1. If you have have a 40 minute movie on a 120 minute flight, you do binary search for 80 (40's complement). If you don't find it, you know to move on to the next value. But what if your movies look something like this: `[5, 25, 40, 90, 110]`. You've just compared 40, and your next element is 90. However, the complement of 90 is 30, which is less than 40. Since we've been processing our elements in sorted order, we know 30 isn't in the list because we would've processed it before 40. By keeping track of the smallest complement we've seen so far, we can stop our search early if we know we won't find anything in the other half. This doesn't help with big O complexity because in the worst case, no two pairs in the list are big enough to sum to your flight time, so you're constantly doing a binary search for something larger than the max value of the list. However, it could definitely be a time saver in the average case when n is really large.
2. The max of your list will always be the last element in a sorted list. If the complement you're looking for is greater than the max of your list, you can skip the binary search. The logn time it takes for a binary search isnt' that big of a deal, but it still prevents unnecessary calls.
3. Conversely, min of your list will be the first element. If the complement you're looking for is smaller than the min of your list, you can actually just stop looking because each successive element is only gonna get bigger and bigger.

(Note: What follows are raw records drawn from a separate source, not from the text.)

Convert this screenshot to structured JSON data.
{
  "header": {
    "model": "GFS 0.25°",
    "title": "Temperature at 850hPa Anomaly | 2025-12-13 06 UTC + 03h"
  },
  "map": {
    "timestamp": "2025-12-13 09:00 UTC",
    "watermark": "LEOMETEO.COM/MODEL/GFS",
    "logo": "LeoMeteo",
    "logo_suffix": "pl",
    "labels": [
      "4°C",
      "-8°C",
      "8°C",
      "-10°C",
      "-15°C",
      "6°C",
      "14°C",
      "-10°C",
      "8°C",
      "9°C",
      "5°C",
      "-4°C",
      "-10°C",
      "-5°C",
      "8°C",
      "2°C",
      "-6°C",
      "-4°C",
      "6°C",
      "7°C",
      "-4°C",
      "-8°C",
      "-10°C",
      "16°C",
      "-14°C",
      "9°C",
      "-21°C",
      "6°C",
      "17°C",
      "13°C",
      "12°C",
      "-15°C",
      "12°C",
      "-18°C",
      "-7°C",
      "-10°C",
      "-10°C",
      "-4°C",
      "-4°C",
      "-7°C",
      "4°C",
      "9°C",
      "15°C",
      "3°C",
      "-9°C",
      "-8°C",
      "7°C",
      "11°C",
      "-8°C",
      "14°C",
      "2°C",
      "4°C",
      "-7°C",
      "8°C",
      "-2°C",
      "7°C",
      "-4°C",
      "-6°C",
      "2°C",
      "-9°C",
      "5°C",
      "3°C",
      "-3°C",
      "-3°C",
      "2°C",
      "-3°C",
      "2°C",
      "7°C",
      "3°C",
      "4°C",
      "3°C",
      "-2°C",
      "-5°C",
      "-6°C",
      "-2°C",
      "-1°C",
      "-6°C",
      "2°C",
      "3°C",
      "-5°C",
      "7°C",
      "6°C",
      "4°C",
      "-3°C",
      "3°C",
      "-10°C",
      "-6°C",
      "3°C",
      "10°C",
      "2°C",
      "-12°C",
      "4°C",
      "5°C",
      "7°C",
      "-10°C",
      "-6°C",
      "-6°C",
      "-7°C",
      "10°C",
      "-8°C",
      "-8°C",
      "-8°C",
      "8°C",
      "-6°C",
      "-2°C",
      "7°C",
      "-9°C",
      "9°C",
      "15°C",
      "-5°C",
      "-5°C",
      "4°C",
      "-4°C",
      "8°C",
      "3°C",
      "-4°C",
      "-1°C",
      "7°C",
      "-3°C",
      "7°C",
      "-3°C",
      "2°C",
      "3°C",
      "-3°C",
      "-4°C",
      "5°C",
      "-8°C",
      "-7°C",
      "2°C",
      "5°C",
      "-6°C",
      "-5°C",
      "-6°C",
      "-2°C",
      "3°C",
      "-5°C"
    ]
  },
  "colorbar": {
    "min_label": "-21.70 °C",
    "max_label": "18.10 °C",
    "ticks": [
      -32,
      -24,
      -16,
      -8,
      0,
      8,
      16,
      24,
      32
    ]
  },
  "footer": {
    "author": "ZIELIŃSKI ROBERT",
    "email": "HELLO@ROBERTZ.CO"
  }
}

So with these ideas in mind, here's my code for the final part of the bonus question:

In [4]:
import math

def movie_match_sorted(flight_length, movie_lengths):
    min_length = movie_lengths[0]
    max_length = movie_lengths[-1]
    min_complement = math.inf
    for movie_length in movie_lengths:
        complement = flight_length - movie_length
        if movie_length > min_complement or complement < min_length:
            return False
        complement_in_list = False if complement > max_length else binary_search(movie_lengths, complement)
        if complement_in_list:
            return True
        
    return False

def binary_search(sorted_list, el):
    start = 0
    end = len(sorted_list)
    while start <= end:
        middle = (start + end) // 2
        if sorted_list[middle] < el:
            start = middle + 1
        elif sorted_list[middle] > el:
            end = middle - 1
        else:
            return True    

# Tests
Finally, the time has come for some tests! The testing below isn't the most beautiful ever, but it works enough to check my sanity.

In [5]:
tests = [(100, [15, 25, 30, 60, 90]), (100, [10, 25, 30, 60, 80]), (100, [25, 25, 25, 25]), (100, [25, 25, 30]), \
        (100, [10, 20, 30])]

for test in tests:
    print("Testing:", test)
    
    print("   These should have the same result")
    print("     ", movie_match(*test))
    print("     ", movie_match_sorted(*test))
    print("   These can have different answers.")
    print("     With margin of error:", movie_almost_match(*test, 10))
    print("     With more than 2 movies:", dynamic_movie_match(*test))
    print('')


Testing: (100, [15, 25, 30, 60, 90])
   These should have the same result
      False
      False
   These can have different answers.
     With margin of error: True
     With more than 2 movies: True

Testing: (100, [10, 25, 30, 60, 80])
   These should have the same result
      False
      False
   These can have different answers.
     With margin of error: True
     With more than 2 movies: False

Testing: (100, [25, 25, 25, 25])
   These should have the same result
      False
      False
   These can have different answers.
     With margin of error: False
     With more than 2 movies: True

Testing: (100, [25, 25, 30])
   These should have the same result
      False
      False
   These can have different answers.
     With margin of error: False
     With more than 2 movies: False

Testing: (100, [10, 20, 30])
   These should have the same result
      False
      False
   These can have different answers.
     With margin of error: False
     With more than 2 movies: False